Before the advent of Web 2.0, Internet users depended heavily on search engines that crawled the web, looked for ‘meta tags’ and threw up results on the basis of ‘key words’ ‘key phrases’ and in-bound and out-bound ‘links’.

This logic gave rise to the burgeoning business of stuffing websites with ‘key words’ and ‘incestuous link-exchange’ alliances with a view to ensuring a good
search engine result page. Web 2.0 has changed all this.

With Internet users starting to play key role in generating and ranking content, websites that drew power from stuffed
keywords became ‘untouchable’. Search engines were quick to detect this fraudulent way of websites to gain top page rankings and started treating them as ‘spam’. After all, the prime role of search engines is to meet the information needs of Internet users. Realizing that ‘spamming’ was becoming a scourge of the Internet, search engines were compelled to study the behaviour patterns of users.

A close study of user behaviour prompted leading search engines to reformulate their algorithms to incorporate what is known as ‘semantic’ search. The search behaviour of users has become the determining factor for deciding the algorithms of most of the popular search engines. Many global players are trying to incorporate
social search in their search tools to drive high traffic. For instance, Yahoo's My Web 2.0 social search service looks at search through an entirely new lens.
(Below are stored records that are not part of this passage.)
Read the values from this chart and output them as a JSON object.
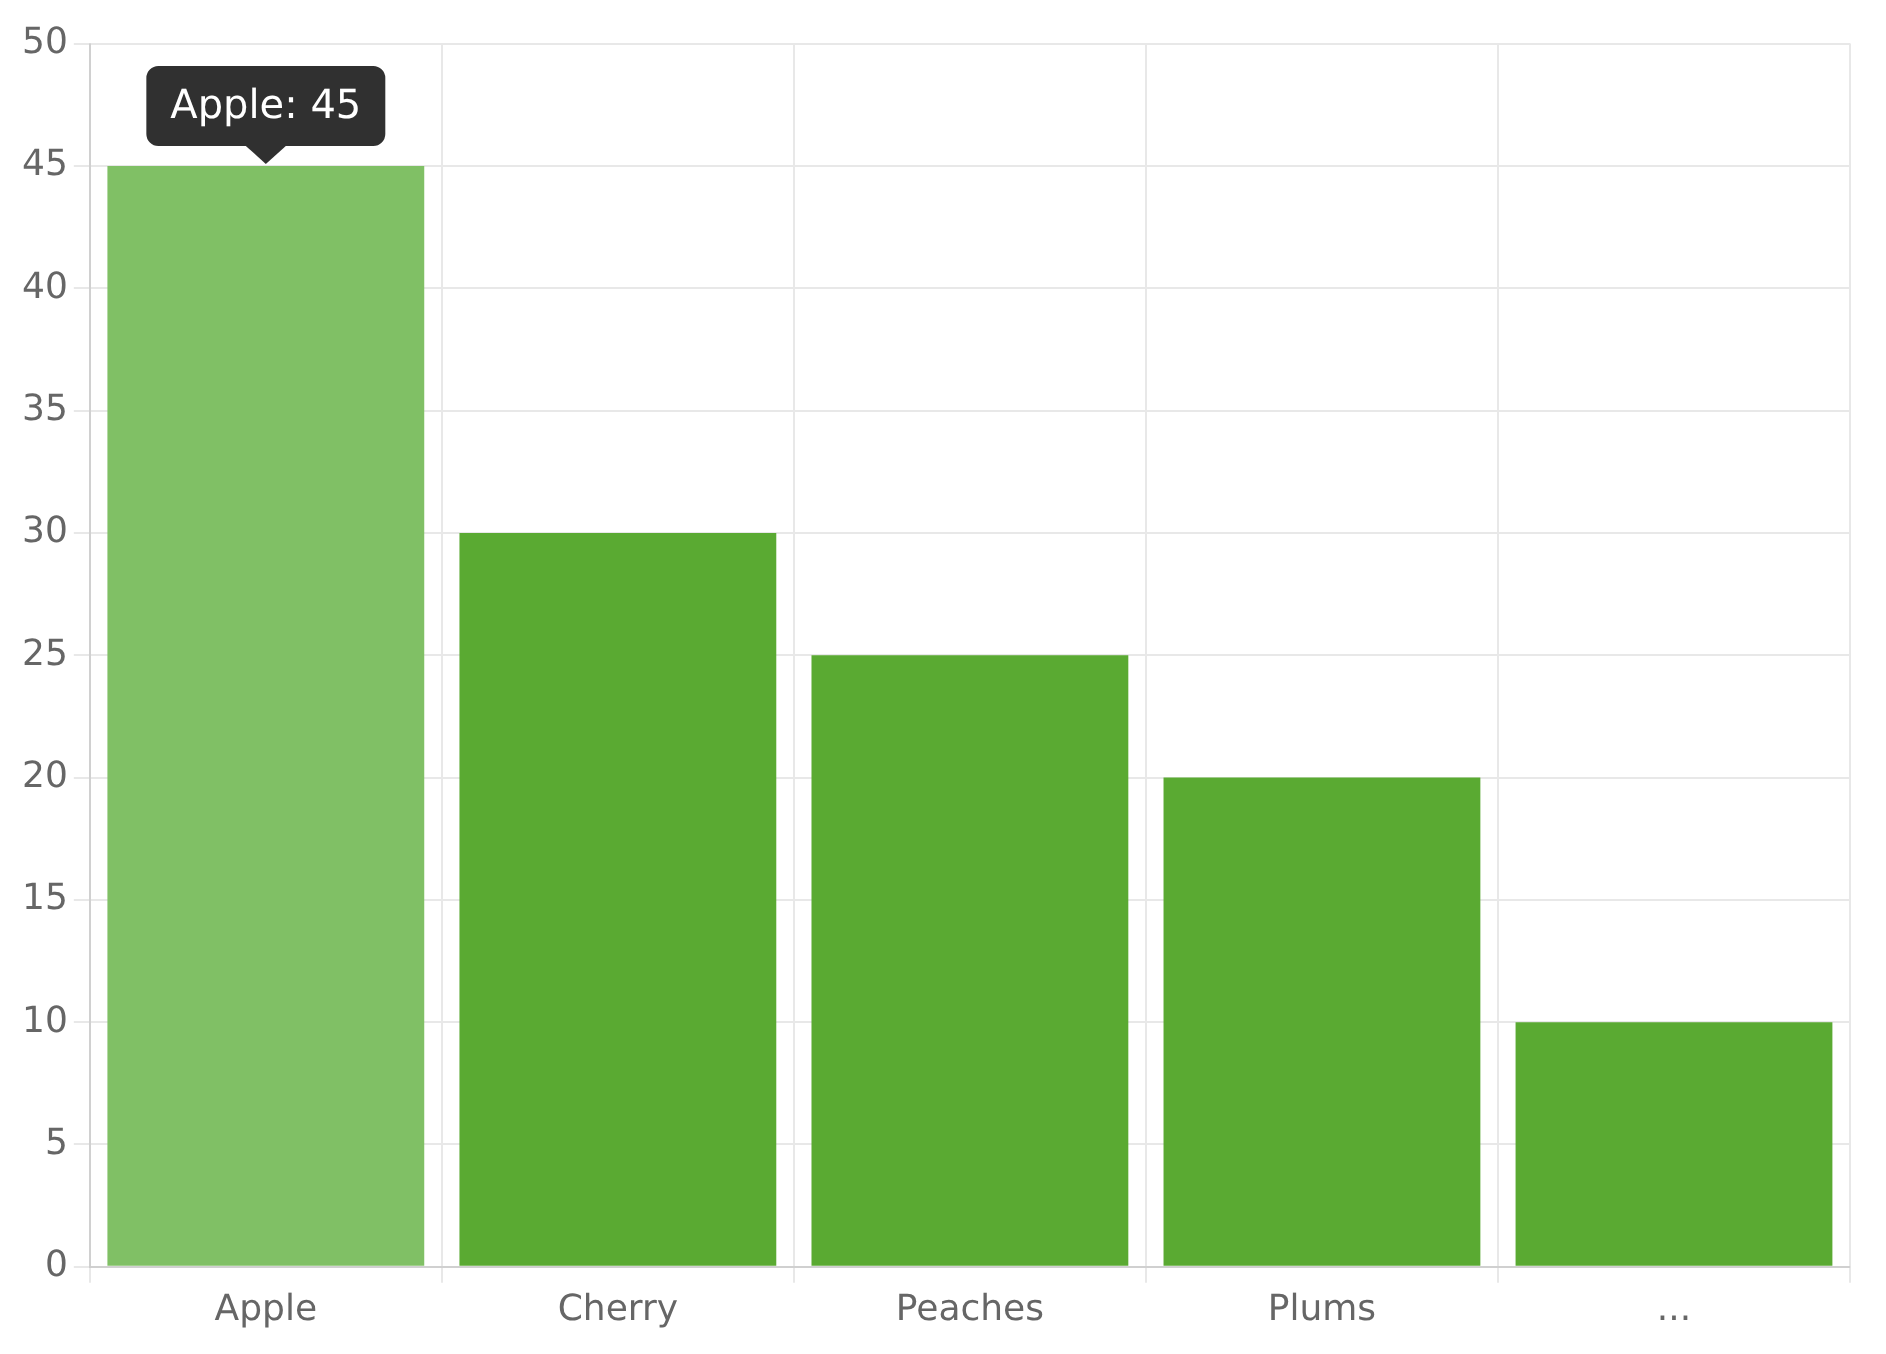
{
  "chart_data": {
    "type": "bar",
    "categories": [
      "Apple",
      "Cherry",
      "Peaches",
      "Plums",
      "..."
    ],
    "values": [
      45,
      30,
      25,
      20,
      10
    ],
    "colors": [
      "#80c065",
      "#5aaa32",
      "#5aaa32",
      "#5aaa32",
      "#5aaa32"
    ],
    "ylim": [
      0,
      50
    ],
    "yticks": [
      0,
      5,
      10,
      15,
      20,
      25,
      30,
      35,
      40,
      45,
      50
    ],
    "grid": true,
    "legend": false,
    "annotations": [
      {
        "text": "Apple: 45",
        "x": "Apple",
        "y": 45
      }
    ]
  }
}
Common to all Web search today is emphasis on ‘link analysis’: the more incoming links to a given site, the greater its weight in search results. However, Yahoo's social search has shifted the emphasis to the opinions of a searcher's friends and colleagues from the links of other Web publishers. Similarly, MSN too plans to unveil its social search tool in near future. The popular Wikipedia, which has almost caused the death for Encyclopedia, too is planning to come up with a search engine, ‘
wikia search’, that follows the semantic map of user’s behaviour. In the face of rising social searches, what then brings traffic to a website is the focus on long tail keywords, popular tags, and an in-depth research of the behavior of social sites.

It is precisely for this reason that Web 2.0 portals like
Digg, Furl, Reditt, and other book-marking sites, which evolve around the concept of ‘semantic search’, are fast gaining popularity.

A social search engine throws up more semantic results because it follows the collective wisdom of Internet users – human intelligence rather than cold mathematical logic.

This has made the task of SEO firms more challenging, as these now need to put in extra efforts to optimize the websites for social search engines as well. The new challenge before SEOs in the Web 2.0 era is how to make the content of websites popular among online communities through social media.

This would entil convergence of the algorithmic search and semantic search.